With all of these optimizations, its not uncommon for an ML native startup to reduce their infrastructure costs by over 90%, putting them much closer to the margins of a traditional software company.
ML native is the next evolution of SaaS
A good deal of the low hanging fruit in SaaS—those tightly scoped, widespread pain points that can be automated away by traditional software—have been pounced on over the last 15 years. And while there will always be new pain points to solve and innovative products that steal markets, many of the Twilio-level, glaring opportunities have been seized.

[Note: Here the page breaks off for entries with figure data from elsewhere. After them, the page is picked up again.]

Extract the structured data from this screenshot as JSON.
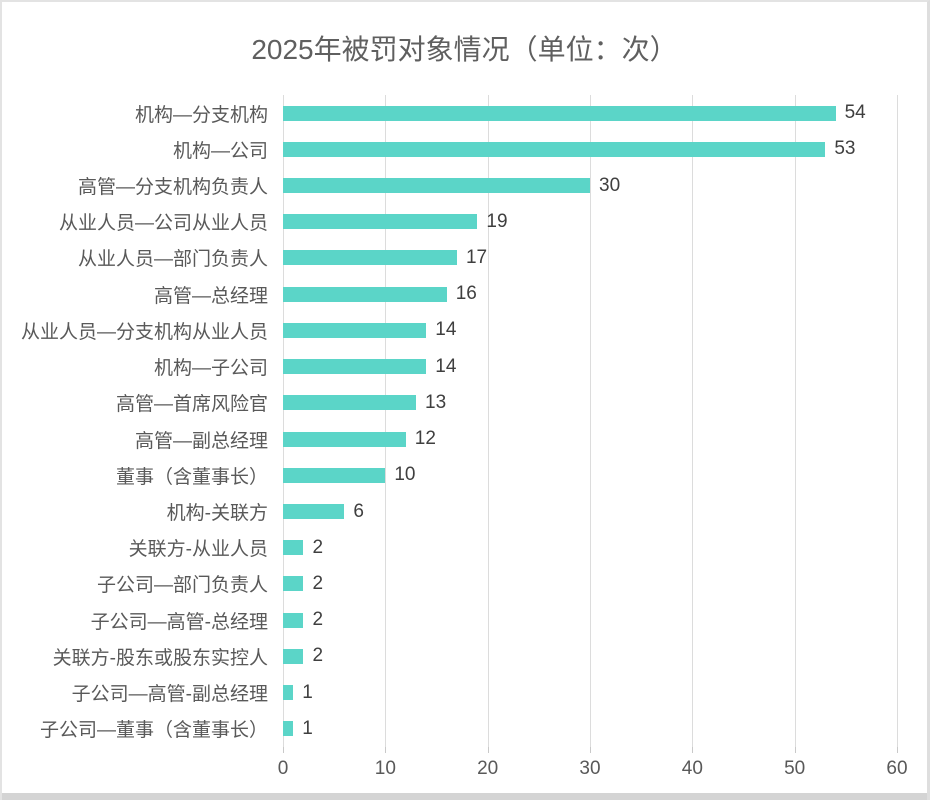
{
  "chart_data": {
    "type": "bar",
    "orientation": "horizontal",
    "title": "2025年被罚对象情况（单位：次）",
    "categories": [
      "机构—分支机构",
      "机构—公司",
      "高管—分支机构负责人",
      "从业人员—公司从业人员",
      "从业人员—部门负责人",
      "高管—总经理",
      "从业人员—分支机构从业人员",
      "机构—子公司",
      "高管—首席风险官",
      "高管—副总经理",
      "董事（含董事长）",
      "机构-关联方",
      "关联方-从业人员",
      "子公司—部门负责人",
      "子公司—高管-总经理",
      "关联方-股东或股东实控人",
      "子公司—高管-副总经理",
      "子公司—董事（含董事长）"
    ],
    "values": [
      54,
      53,
      30,
      19,
      17,
      16,
      14,
      14,
      13,
      12,
      10,
      6,
      2,
      2,
      2,
      2,
      1,
      1
    ],
    "xlabel": "",
    "ylabel": "",
    "xlim": [
      0,
      60
    ],
    "x_ticks": [
      0,
      10,
      20,
      30,
      40,
      50,
      60
    ],
    "grid": "vertical",
    "legend_position": "none",
    "data_labels": "outside-end"
  },
  "colors": {
    "bar": "#5bd5c8",
    "gridline": "#dcdcdc",
    "title_text": "#5f5f5f",
    "category_text": "#595959",
    "value_text": "#3f3f3f",
    "axis_text": "#595959",
    "card_border": "#e3e3e3",
    "bottom_border": "#d4d4d4"
  }
}
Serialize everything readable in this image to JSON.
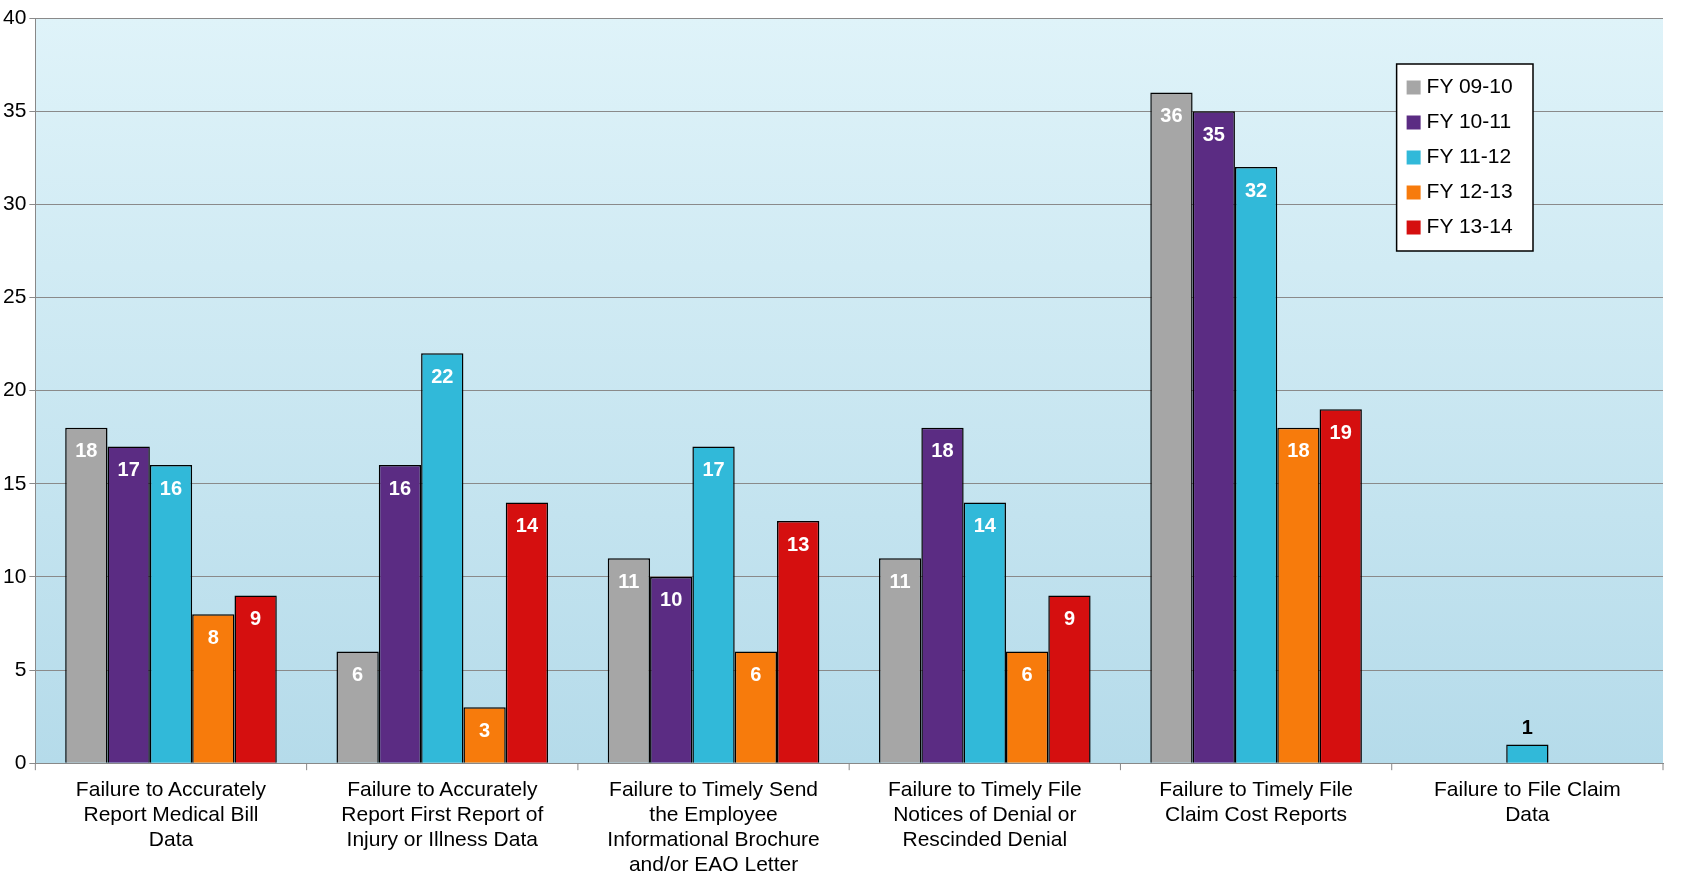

There is, however, an entire world of problems that are not solvable by traditional, deterministic software. As commonplace as the feature is, nearly every company with ETA prediction in their app (Maps, Uber, Instacart, etc.) is solving the problem with a machine learning system they built in-house.
This is true for many other pain points. Fraud detection, translation, transcription, community monitoring, even drug discovery—all of these problems are commonly solved by machine learning, and implemented in-house, from scratch.
This is the opportunity ML native startups are seizing, and it’s identical to what SaaS businesses began doing 15 years ago. What Mailchimp did to email, PostEra is doing to medicinal chemistry. What Trello did to project management, Glisten is doing to inventory processing.
The big question is can we keep the infrastructure costs low enough to mirror the margins of traditional SaaS companies? If we can, there’s reason to believe that the next 15 years of SaaS will be defined by ML native startups.